Like I Was Saying

Recreation Regulations

Our growth in both population and tourism is now impacting how we enjoy our most valuable asset

By Kellyn Brown

Just about everyone I talk to is expecting a busy summer. Builders, mortgage brokers, service workers, you name it. The valley is bracing to be overrun by tourists beginning in June.

And, if you trust the early indicators, such as hotel bookings and backcountry permit applications, it means many of our most popular attractions will be crowded during what I consider our three best months of the year.

That’s especially true for Glacier National Park, which last week revealed it would implement a ticketed entry system for motorists entering the Going-to-the-Sun Road corridor for the first time this summer. The move is in anticipation of record visitation in 2021.

The question is why. Well, I have some theories.

For one, there are simply more people who live here. We won’t have solid estimates until the official U.S. Census is released later this year, but I would guess we’ve added at least a few thousand to Flathead County’s population since the pandemic began. And I think most of those arriving are especially outdoorsy. If you’re using COVID-19 as an excuse to relocate from the hustle and bustle of the city, why move here to stay indoors?

Second, if the last year taught Americans anything it’s a renewed appreciation for open spaces. And we have lots of those. From the park to the Bob Marshall Wilderness to Flathead Lake, there are big swaths of public land in every direction. While coronavirus numbers continue to ebb, many will still be tentative of crowds this summer. They will instead opt for more roomy vacations, like those they can take in our backyard.

Finally, vacation options are still relatively limited. Several countries are still closed to travelers and may not reopen for several months. For instance, France just announced another month-long nationwide lockdown as it struggles to roll out vaccines along with much of Europe. The border with Canada isn’t close to reopening since only a tiny portion of its residents are inoculated.

For a second summer in a row, more Americans will choose to explore America. And for better or worse, it’s about to get busy. Along with having to get a ticket to drive the Sun Road, expect increased traffic on our highways, waterways and trails. It will take more patience and planning to recreate, whereas before we could just head outside to almost anywhere on a whim.

There will be those who criticize Glacier’s decision to require reservations to enjoy some of its most stunning vistas, but there really was no other alternative.
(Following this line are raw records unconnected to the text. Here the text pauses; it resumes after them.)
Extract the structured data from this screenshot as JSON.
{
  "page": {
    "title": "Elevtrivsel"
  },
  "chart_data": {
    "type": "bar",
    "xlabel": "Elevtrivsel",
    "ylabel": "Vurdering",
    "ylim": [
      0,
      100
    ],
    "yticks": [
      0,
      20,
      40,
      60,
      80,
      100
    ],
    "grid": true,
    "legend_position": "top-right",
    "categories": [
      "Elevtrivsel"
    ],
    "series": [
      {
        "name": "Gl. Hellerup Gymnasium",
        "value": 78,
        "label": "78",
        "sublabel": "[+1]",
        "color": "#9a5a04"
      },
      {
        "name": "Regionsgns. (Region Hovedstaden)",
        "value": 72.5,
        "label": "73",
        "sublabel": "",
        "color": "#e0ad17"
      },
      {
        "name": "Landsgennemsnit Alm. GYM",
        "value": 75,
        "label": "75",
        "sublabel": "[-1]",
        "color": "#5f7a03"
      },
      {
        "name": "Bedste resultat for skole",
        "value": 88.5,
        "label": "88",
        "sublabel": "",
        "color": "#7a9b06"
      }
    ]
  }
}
On multiple occasions last year traffic from the park’s west side backed up all the way to Highway 2, snarling traffic for miles. Either manage the throngs of visitors and locals alike so those who enter have an enjoyable experience or risk making it miserable for everyone by doing nothing.

Unfortunately, for those of us who have lived here for years, more management systems may be in the queue. There have been murmurings about requiring a permit to float the North Fork Flathead River as the number of rafters has continued to increase. Whether that happens, it’s clear our growth in both population and tourism is now impacting how we enjoy our most valuable asset. And we can expect more recreation regulations.